Directed by: Regis Wargnier
Starring: Catherine Deneuve, Vincent Perez, Linh Dan Pham, Jean Yanne, Dominique Blanc
Catherine Deneuve is luminous as always in Indochine (1992), a film that picked up the Oscar for Best Foreign Language Film in 1993, and has the inherent sadness of all films set at the end of an era. (Regardless of how you feel about the era in question, there's an inescapable melancholy that clings to such stories.) That said, it's impossible not to note that this epic French film is a little too leisurely paced for its own good, and that while it sets its sights on some lofty goals, it ultimately treats the last days of French Indochina in much the same manner that Gone with the Wind (1939) treats the Civil War -- as a backdrop for a romanticized tale.

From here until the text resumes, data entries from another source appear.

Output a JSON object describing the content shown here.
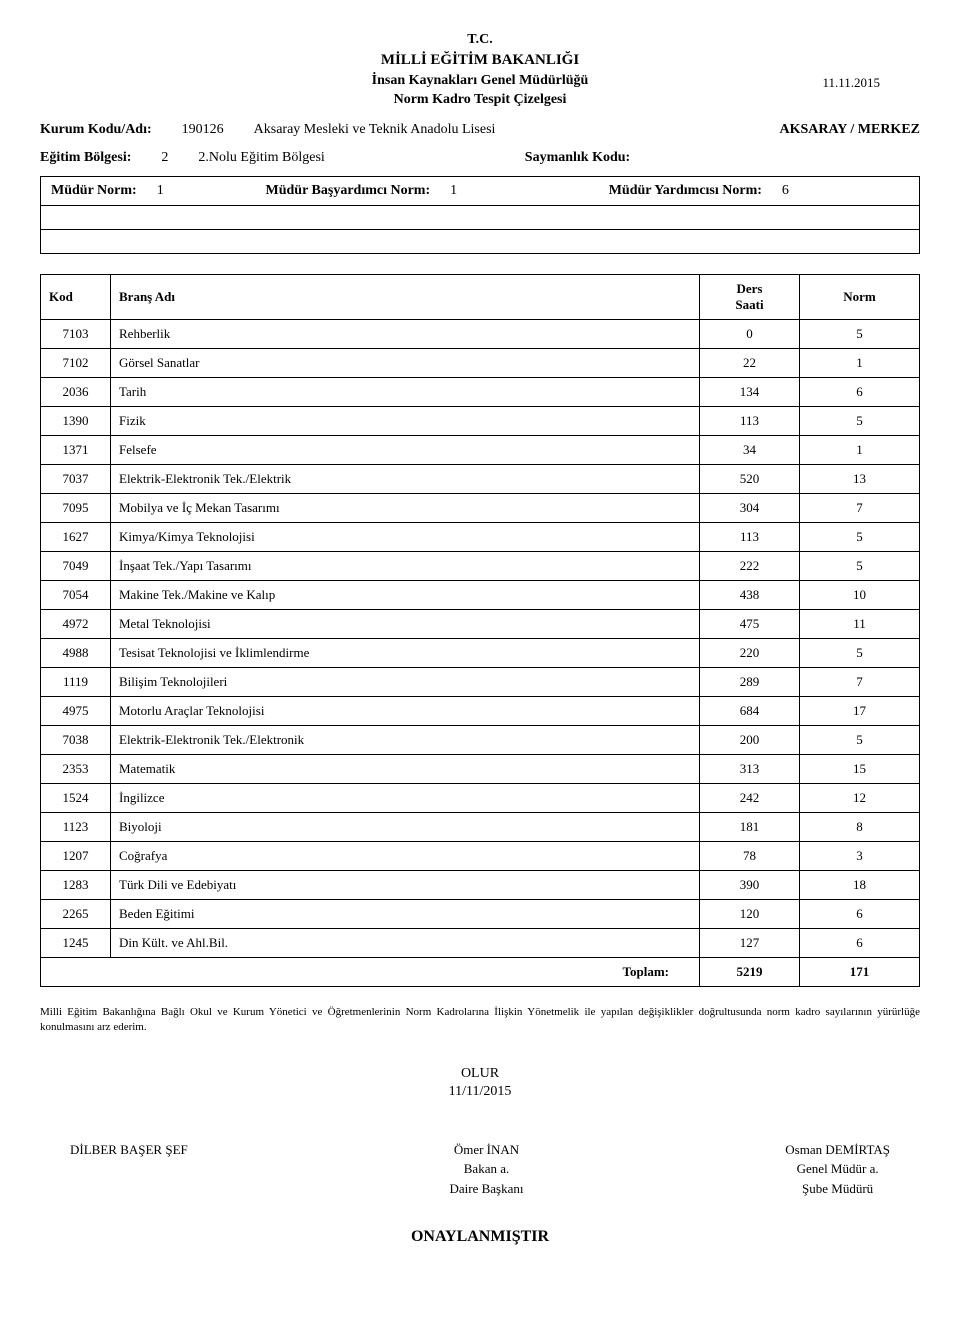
{
  "header": {
    "line1": "T.C.",
    "line2": "MİLLİ EĞİTİM BAKANLIĞI",
    "line3": "İnsan Kaynakları Genel Müdürlüğü",
    "line4": "Norm Kadro Tespit Çizelgesi",
    "date": "11.11.2015"
  },
  "kurum": {
    "label": "Kurum Kodu/Adı:",
    "code": "190126",
    "name": "Aksaray Mesleki ve Teknik Anadolu Lisesi",
    "loc": "AKSARAY /  MERKEZ"
  },
  "egitim": {
    "label": "Eğitim Bölgesi:",
    "num": "2",
    "desc": "2.Nolu Eğitim Bölgesi",
    "sk": "Saymanlık Kodu:"
  },
  "norms": {
    "mudur_l": "Müdür Norm:",
    "mudur_v": "1",
    "bas_l": "Müdür Başyardımcı Norm:",
    "bas_v": "1",
    "yard_l": "Müdür Yardımcısı Norm:",
    "yard_v": "6"
  },
  "tableHead": {
    "kod": "Kod",
    "brans": "Branş Adı",
    "ders": "Ders\nSaati",
    "norm": "Norm"
  },
  "rows": [
    {
      "kod": "7103",
      "brans": "Rehberlik",
      "ders": "0",
      "norm": "5"
    },
    {
      "kod": "7102",
      "brans": "Görsel Sanatlar",
      "ders": "22",
      "norm": "1"
    },
    {
      "kod": "2036",
      "brans": "Tarih",
      "ders": "134",
      "norm": "6"
    },
    {
      "kod": "1390",
      "brans": "Fizik",
      "ders": "113",
      "norm": "5"
    },
    {
      "kod": "1371",
      "brans": "Felsefe",
      "ders": "34",
      "norm": "1"
    },
    {
      "kod": "7037",
      "brans": "Elektrik-Elektronik Tek./Elektrik",
      "ders": "520",
      "norm": "13"
    },
    {
      "kod": "7095",
      "brans": "Mobilya ve İç Mekan Tasarımı",
      "ders": "304",
      "norm": "7"
    },
    {
      "kod": "1627",
      "brans": "Kimya/Kimya Teknolojisi",
      "ders": "113",
      "norm": "5"
    },
    {
      "kod": "7049",
      "brans": "İnşaat Tek./Yapı Tasarımı",
      "ders": "222",
      "norm": "5"
    },
    {
      "kod": "7054",
      "brans": "Makine Tek./Makine ve Kalıp",
      "ders": "438",
      "norm": "10"
    },
    {
      "kod": "4972",
      "brans": "Metal Teknolojisi",
      "ders": "475",
      "norm": "11"
    },
    {
      "kod": "4988",
      "brans": "Tesisat Teknolojisi ve İklimlendirme",
      "ders": "220",
      "norm": "5"
    },
    {
      "kod": "1119",
      "brans": "Bilişim Teknolojileri",
      "ders": "289",
      "norm": "7"
    },
    {
      "kod": "4975",
      "brans": "Motorlu Araçlar Teknolojisi",
      "ders": "684",
      "norm": "17"
    },
    {
      "kod": "7038",
      "brans": "Elektrik-Elektronik Tek./Elektronik",
      "ders": "200",
      "norm": "5"
    },
    {
      "kod": "2353",
      "brans": "Matematik",
      "ders": "313",
      "norm": "15"
    },
    {
      "kod": "1524",
      "brans": "İngilizce",
      "ders": "242",
      "norm": "12"
    },
    {
      "kod": "1123",
      "brans": "Biyoloji",
      "ders": "181",
      "norm": "8"
    },
    {
      "kod": "1207",
      "brans": "Coğrafya",
      "ders": "78",
      "norm": "3"
    },
    {
      "kod": "1283",
      "brans": "Türk Dili ve Edebiyatı",
      "ders": "390",
      "norm": "18"
    },
    {
      "kod": "2265",
      "brans": "Beden Eğitimi",
      "ders": "120",
      "norm": "6"
    },
    {
      "kod": "1245",
      "brans": "Din Kült. ve Ahl.Bil.",
      "ders": "127",
      "norm": "6"
    }
  ],
  "total": {
    "label": "Toplam:",
    "ders": "5219",
    "norm": "171"
  },
  "footText": "Milli Eğitim Bakanlığına Bağlı Okul ve Kurum Yönetici  ve Öğretmenlerinin Norm Kadrolarına İlişkin Yönetmelik ile  yapılan değişiklikler doğrultusunda norm kadro sayılarının yürürlüğe konulmasını arz ederim.",
  "olur": {
    "text": "OLUR",
    "date": "11/11/2015"
  },
  "sigs": {
    "left": {
      "line1": "DİLBER BAŞER ŞEF",
      "line2": "",
      "line3": ""
    },
    "mid": {
      "line1": "Ömer İNAN",
      "line2": "Bakan a.",
      "line3": "Daire Başkanı"
    },
    "right": {
      "line1": "Osman DEMİRTAŞ",
      "line2": "Genel Müdür a.",
      "line3": "Şube Müdürü"
    }
  },
  "onay": "ONAYLANMIŞTIR"
}
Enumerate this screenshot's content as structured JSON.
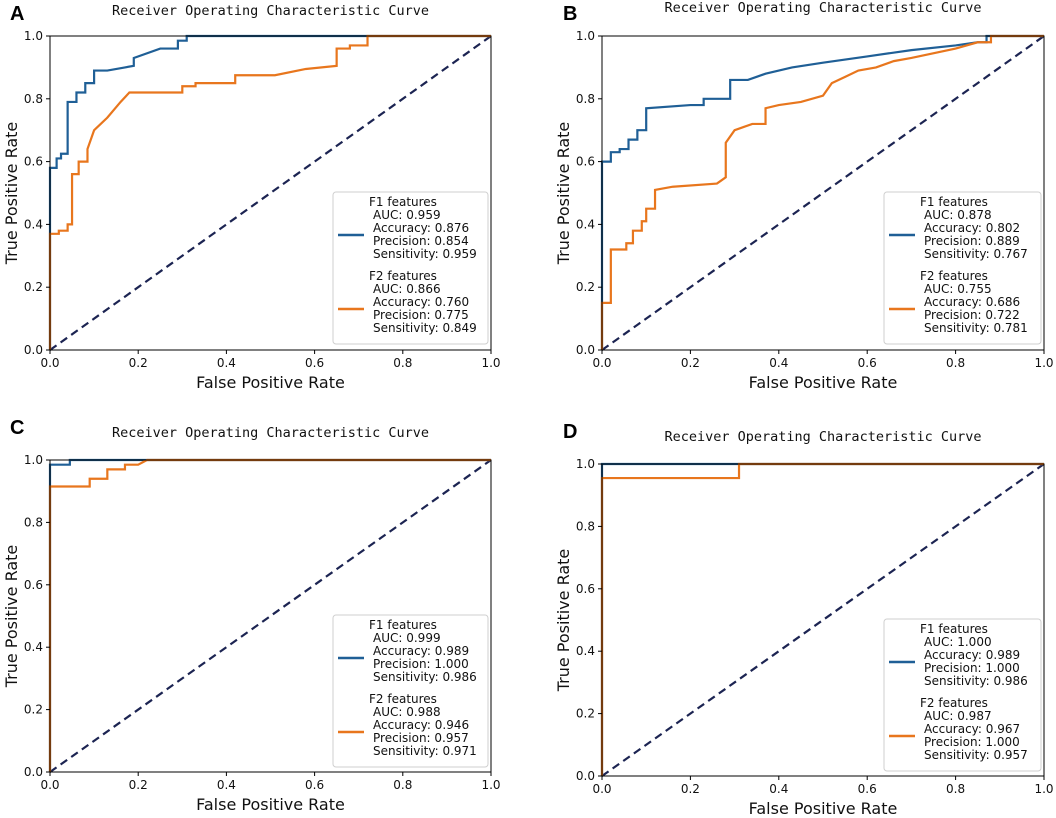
{
  "chart_data": [
    {
      "panel": "A",
      "type": "line",
      "title": "Receiver Operating Characteristic Curve",
      "xlabel": "False Positive Rate",
      "ylabel": "True Positive Rate",
      "xlim": [
        0,
        1
      ],
      "ylim": [
        0,
        1
      ],
      "xticks": [
        "0.0",
        "0.2",
        "0.4",
        "0.6",
        "0.8",
        "1.0"
      ],
      "yticks": [
        "0.0",
        "0.2",
        "0.4",
        "0.6",
        "0.8",
        "1.0"
      ],
      "legend_position": "lower-right",
      "series": [
        {
          "name": "F1 features",
          "color": "#1f5f96",
          "stats": [
            "AUC: 0.959",
            "Accuracy: 0.876",
            "Precision: 0.854",
            "Sensitivity: 0.959"
          ],
          "x": [
            0,
            0,
            0.015,
            0.015,
            0.025,
            0.025,
            0.04,
            0.04,
            0.06,
            0.06,
            0.08,
            0.08,
            0.1,
            0.1,
            0.13,
            0.17,
            0.19,
            0.19,
            0.25,
            0.25,
            0.29,
            0.29,
            0.31,
            0.31,
            1.0
          ],
          "y": [
            0,
            0.58,
            0.58,
            0.61,
            0.61,
            0.625,
            0.625,
            0.79,
            0.79,
            0.82,
            0.82,
            0.85,
            0.85,
            0.89,
            0.89,
            0.9,
            0.905,
            0.93,
            0.96,
            0.96,
            0.96,
            0.985,
            0.985,
            1.0,
            1.0
          ]
        },
        {
          "name": "F2 features",
          "color": "#e8761d",
          "stats": [
            "AUC: 0.866",
            "Accuracy: 0.760",
            "Precision: 0.775",
            "Sensitivity: 0.849"
          ],
          "x": [
            0,
            0,
            0.02,
            0.02,
            0.04,
            0.04,
            0.05,
            0.05,
            0.065,
            0.065,
            0.085,
            0.085,
            0.1,
            0.13,
            0.16,
            0.18,
            0.3,
            0.3,
            0.33,
            0.33,
            0.37,
            0.42,
            0.42,
            0.51,
            0.58,
            0.65,
            0.65,
            0.68,
            0.68,
            0.72,
            0.72,
            1.0
          ],
          "y": [
            0,
            0.37,
            0.37,
            0.38,
            0.38,
            0.4,
            0.4,
            0.56,
            0.56,
            0.6,
            0.6,
            0.64,
            0.7,
            0.74,
            0.79,
            0.82,
            0.82,
            0.84,
            0.84,
            0.85,
            0.85,
            0.85,
            0.875,
            0.875,
            0.895,
            0.905,
            0.96,
            0.96,
            0.97,
            0.97,
            1.0,
            1.0
          ]
        }
      ]
    },
    {
      "panel": "B",
      "type": "line",
      "title": "Receiver Operating Characteristic Curve",
      "xlabel": "False Positive Rate",
      "ylabel": "True Positive Rate",
      "xlim": [
        0,
        1
      ],
      "ylim": [
        0,
        1
      ],
      "xticks": [
        "0.0",
        "0.2",
        "0.4",
        "0.6",
        "0.8",
        "1.0"
      ],
      "yticks": [
        "0.0",
        "0.2",
        "0.4",
        "0.6",
        "0.8",
        "1.0"
      ],
      "legend_position": "lower-right",
      "series": [
        {
          "name": "F1 features",
          "color": "#1f5f96",
          "stats": [
            "AUC: 0.878",
            "Accuracy: 0.802",
            "Precision: 0.889",
            "Sensitivity: 0.767"
          ],
          "x": [
            0,
            0,
            0.02,
            0.02,
            0.04,
            0.04,
            0.06,
            0.06,
            0.08,
            0.08,
            0.1,
            0.1,
            0.2,
            0.23,
            0.23,
            0.29,
            0.29,
            0.33,
            0.35,
            0.37,
            0.4,
            0.43,
            0.5,
            0.6,
            0.7,
            0.8,
            0.85,
            0.87,
            0.87,
            1.0
          ],
          "y": [
            0,
            0.6,
            0.6,
            0.63,
            0.63,
            0.64,
            0.64,
            0.67,
            0.67,
            0.7,
            0.7,
            0.77,
            0.78,
            0.78,
            0.8,
            0.8,
            0.86,
            0.86,
            0.87,
            0.88,
            0.89,
            0.9,
            0.915,
            0.935,
            0.955,
            0.97,
            0.98,
            0.98,
            1.0,
            1.0
          ]
        },
        {
          "name": "F2 features",
          "color": "#e8761d",
          "stats": [
            "AUC: 0.755",
            "Accuracy: 0.686",
            "Precision: 0.722",
            "Sensitivity: 0.781"
          ],
          "x": [
            0,
            0,
            0.02,
            0.02,
            0.055,
            0.055,
            0.07,
            0.07,
            0.09,
            0.09,
            0.1,
            0.1,
            0.12,
            0.12,
            0.16,
            0.26,
            0.27,
            0.28,
            0.28,
            0.3,
            0.32,
            0.34,
            0.37,
            0.37,
            0.4,
            0.45,
            0.5,
            0.52,
            0.55,
            0.58,
            0.62,
            0.66,
            0.7,
            0.8,
            0.85,
            0.88,
            0.88,
            1.0
          ],
          "y": [
            0,
            0.15,
            0.15,
            0.32,
            0.32,
            0.34,
            0.34,
            0.38,
            0.38,
            0.41,
            0.41,
            0.45,
            0.45,
            0.51,
            0.52,
            0.53,
            0.54,
            0.55,
            0.66,
            0.7,
            0.71,
            0.72,
            0.72,
            0.77,
            0.78,
            0.79,
            0.81,
            0.85,
            0.87,
            0.89,
            0.9,
            0.92,
            0.93,
            0.96,
            0.98,
            0.98,
            1.0,
            1.0
          ]
        }
      ]
    },
    {
      "panel": "C",
      "type": "line",
      "title": "Receiver Operating Characteristic Curve",
      "xlabel": "False Positive Rate",
      "ylabel": "True Positive Rate",
      "xlim": [
        0,
        1
      ],
      "ylim": [
        0,
        1
      ],
      "xticks": [
        "0.0",
        "0.2",
        "0.4",
        "0.6",
        "0.8",
        "1.0"
      ],
      "yticks": [
        "0.0",
        "0.2",
        "0.4",
        "0.6",
        "0.8",
        "1.0"
      ],
      "legend_position": "lower-right",
      "series": [
        {
          "name": "F1 features",
          "color": "#1f5f96",
          "stats": [
            "AUC: 0.999",
            "Accuracy: 0.989",
            "Precision: 1.000",
            "Sensitivity: 0.986"
          ],
          "x": [
            0,
            0,
            0.045,
            0.045,
            1.0
          ],
          "y": [
            0,
            0.985,
            0.985,
            1.0,
            1.0
          ]
        },
        {
          "name": "F2 features",
          "color": "#e8761d",
          "stats": [
            "AUC: 0.988",
            "Accuracy: 0.946",
            "Precision: 0.957",
            "Sensitivity: 0.971"
          ],
          "x": [
            0,
            0,
            0.09,
            0.09,
            0.13,
            0.13,
            0.17,
            0.17,
            0.2,
            0.22,
            1.0
          ],
          "y": [
            0,
            0.915,
            0.915,
            0.94,
            0.94,
            0.97,
            0.97,
            0.985,
            0.985,
            1.0,
            1.0
          ]
        }
      ]
    },
    {
      "panel": "D",
      "type": "line",
      "title": "Receiver Operating Characteristic Curve",
      "xlabel": "False Positive Rate",
      "ylabel": "True Positive Rate",
      "xlim": [
        0,
        1
      ],
      "ylim": [
        0,
        1
      ],
      "xticks": [
        "0.0",
        "0.2",
        "0.4",
        "0.6",
        "0.8",
        "1.0"
      ],
      "yticks": [
        "0.0",
        "0.2",
        "0.4",
        "0.6",
        "0.8",
        "1.0"
      ],
      "legend_position": "lower-right",
      "series": [
        {
          "name": "F1 features",
          "color": "#1f5f96",
          "stats": [
            "AUC: 1.000",
            "Accuracy: 0.989",
            "Precision: 1.000",
            "Sensitivity: 0.986"
          ],
          "x": [
            0,
            0,
            1.0
          ],
          "y": [
            0,
            1.0,
            1.0
          ]
        },
        {
          "name": "F2 features",
          "color": "#e8761d",
          "stats": [
            "AUC: 0.987",
            "Accuracy: 0.967",
            "Precision: 1.000",
            "Sensitivity: 0.957"
          ],
          "x": [
            0,
            0,
            0.31,
            0.31,
            1.0
          ],
          "y": [
            0,
            0.955,
            0.955,
            1.0,
            1.0
          ]
        }
      ]
    }
  ],
  "colors": {
    "f1": "#1f5f96",
    "f2": "#e8761d",
    "diagonal": "#1c2452"
  }
}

There's no denying that the film has merit -- though one might rightly question the central unapologetic attitude on French colonialism -- and it's every inch a handsome production. But it's also a strangely detached film where it's difficult to determine whether Deneuve is playing a real person or if she's merely the embodiment of France. The problem is that for all its romanticism (something amusingly undercut by one of the Vietnamese characters, who says she can never understand French love stories), the film tends to treat its characters more as symbols than people. Moreover, while it might be artistically daring to provide something other than a nicely packaged big ending, the vague and uninvolved one the film gives us is simply not satisfying as drama. It's certainly worth a look if only for Deneuve and its striking visuals, but whether it was worth an Oscar is another matter.